In the new version of Windows, XP, the built-in Microsoft MP3 ripper will create murky, low-quality, bloated .mp3 files. Whoa! You don’t want that do you? Do you think most people are smart enough to just download and install a good CD Ripper like Music Match? Or might they just use the new built-in Microsoft music ripper, which creates proprietary Microsoft files (WMA – Windows Media Player format)? These files sound fine.

If Microsoft is at all worried about the Department of Justice’s anti-trust action, still pending, it doesn’t act like it. It continues to try to muscle in everywhere using the formidable clout of it’s monopoly on desktop operating systems to screw you, me, everybody.

But if people are dumb enough to adopt the new Microsoft standard and the Department of Justice doesn’t do it’s job, we will have no choice.

AAUAKAKGJAAAAGGGUUGGAUKKKKKK!!!

The sound of something being shoved down your throat. Like it?

My Music

You have undoubtedly heard about the injunctions and the motions and lawsuits and all the legal technicalities of the Recording Industry Association of America’s battle with Napster. The lawyers must be advising the RIAA that they can have an impact on music piracy– and their bottom line– by winning a few court battles against the software giant.

What is most interesting is not who is in court today, but who is not in court today. Napster, my friends, is a scapegoat. Why did the RIAA not file the same motions, injunctions, and lawsuits against Microsoft? Why is Creative Labs sitting there untouched? Why is Yamaha unscathed? Who gave a special blessing to Samsung? Winamp? Music Match? Audio Catalyst? Sonique? Creative Labs? Philips? Iomega?
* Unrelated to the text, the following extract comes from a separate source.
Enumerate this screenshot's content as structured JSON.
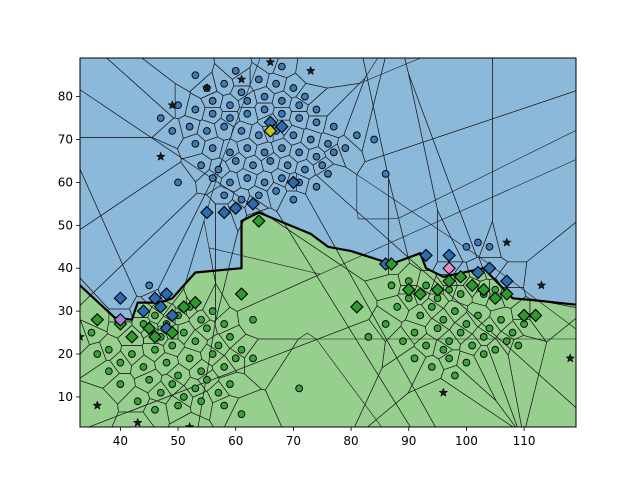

If you read the advertising for Windows ME and XP and whatever other version of Windows Microsoft is promoting these days, you may have noticed that Microsoft thinks you want to play music on your computer. It has incorporated all kinds of features to allow you to easily and conveniently rip, download, store, and play MP3 files. You can even store them in a directory called “My Music”! Microsoft is obviously trying to profit from the consumer’s demonstrated interest in pirated music.

And Microsoft isn’t the only corporation benefiting from the digital revolution in music. Yamaha makes speakers that are designed to be used with computers, and almost certainly used to play illegal music files. There are now players from Rio, Sony, Creative Labs, Iomega. How come all of these companies are off the hook?

Could it be because they have better lawyers than Napster, the tiny little upstart, does? Could it be that the RIAA is being arbitrary and selective about trying to enforce it’s copyrights? Could it be that the law is an ass, and the RIAA are even bigger asses?